Ina ha 38 anni. Il marito Vitaly 43. Vivevano a Slov”jans’k, una città ucraina del Donbass. Una famiglia come tante. Lui operaio in un’acciaieria, lei impegnata nel crescere 4 figli: Elisabet di 14 anni, Artiom di 12, Anton di 4 e la più piccola, Nadia, di soli 3 anni. La guerra l’avevano già conosciuta nel 2014 ma quella non li aveva strappati alla loro terra. Questa li ha fatti arrivare in Italia. Da profughi, senza conoscere la lingua, totalmente incerti sul futuro. Vivono nella canonica della parrocchia di Papiano, nel comune di Stia, in Toscana. Si occupano di loro don Gianni Marmorini e i volontari del Giardino di StiaVecchia. Le bombe, la polvere, le distruzioni sono lontane. Qui siamo nel cuore del Casentino: il santuario francescano della Verna e il Monastero di Camaldoli sono a pochi chilometri.

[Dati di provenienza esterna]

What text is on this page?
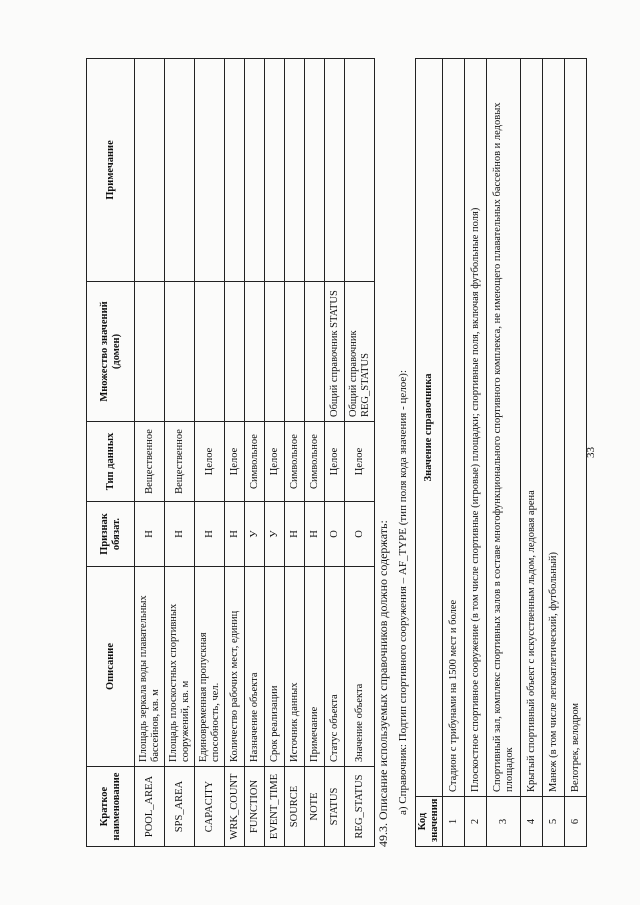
33
Краткое наименование	Описание	Признак обязат.	Тип данных	Множество значений (домен)	Примечание
POOL_AREA	Площадь зеркала воды плавательных бассейнов, кв. м	Н	Вещественное		
SPS_AREA	Площадь плоскостных спортивных сооружений, кв. м	Н	Вещественное		
CAPACITY	Единовременная пропускная способность, чел.	Н	Целое		
WRK_COUNT	Количество рабочих мест, единиц	Н	Целое		
FUNCTION	Назначение объекта	У	Символьное		
EVENT_TIME	Срок реализации	У	Целое		
SOURCE	Источник данных	Н	Символьное		
NOTE	Примечание	Н	Символьное		
STATUS	Статус объекта	О	Целое	Общий справочник STATUS	
REG_STATUS	Значение объекта	О	Целое	Общий справочник REG_STATUS	
49.3. Описание используемых справочников должно содержать: а) Справочник: Подтип спортивного сооружения – AF_TYPE (тип поля кода значения - целое):
Код значения	Значение справочника
1	Стадион с трибунами на 1500 мест и более
2	Плоскостное спортивное сооружение (в том числе спортивные (игровые) площадки; спортивные поля, включая футбольные поля)
3	Спортивный зал, комплекс спортивных залов в составе многофункционального спортивного комплекса, не имеющего плавательных бассейнов и ледовых площадок
4	Крытый спортивный объект с искусственным льдом, ледовая арена
5	Манеж (в том числе легкоатлетический, футбольный)
6	Велотрек, велодром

Un altro mondo: un luogo di pace al posto di un luogo di guerra.
“Sentivamo le esplosioni delle bombe – ricorda Ina. La nostra zona non era stata colpita ma avevamo paura che la città venisse circondata. A quel punto non avremmo più avuto la possibilità di andare via. Quando la Chiesa della città ha organizzato la fuga verso la Polonia, noi abbiamo deciso di scappare. Troppo difficile resistere in quelle condizioni con 4 figli, di cui 2 ancora piccoli”.
Riescono ancora a comunicare con alcuni amici rimasti a Slov”jans’k: “stanno chiusi in casa, gli hanno detto di non uscire. Qualcuno è rimasto ferito: una bomba gli è esplosa nell’orto e lui è stato investito dallo spostamento d’aria”.
Ina e Vitaly cercano di immaginare e organizzare il loro futuro. Non parlano né italiano né inglese ma solo russo e ucraino. Stanno cercando di imparare non solo la lingua ma anche il modo di vivere in Italia. Per settimane hanno risparmiato su acqua e riscaldamento fino a quando il parroco è riuscito a capire cosa stava accadendo e gli ha detto di non farsi questi problemi.
“Abbiamo tante incertezze e paure – dice Ina. Quando finirà la guerra, cosa faremo noi domani, come manderemo i figli a scuola”? Parrocchia e associazione di volontariato stanno già impegnando maestre in pensione e hanno individuato un’interprete madre lingua. Stanno lavorando per l’inserimento scolastico dei due bambini più grandi. Elisabet fatica a dire cosa le manca di più: “le amiche, la scuola, la vita di prima”. Vitaly vuol lavorare: “qualsiasi lavoro”.
Quando si affacciano alla terrazza della canonica, vedono le colline e le montagne del Casentino. Bellissime ma non quanto la loro martoriata terra del Donbass.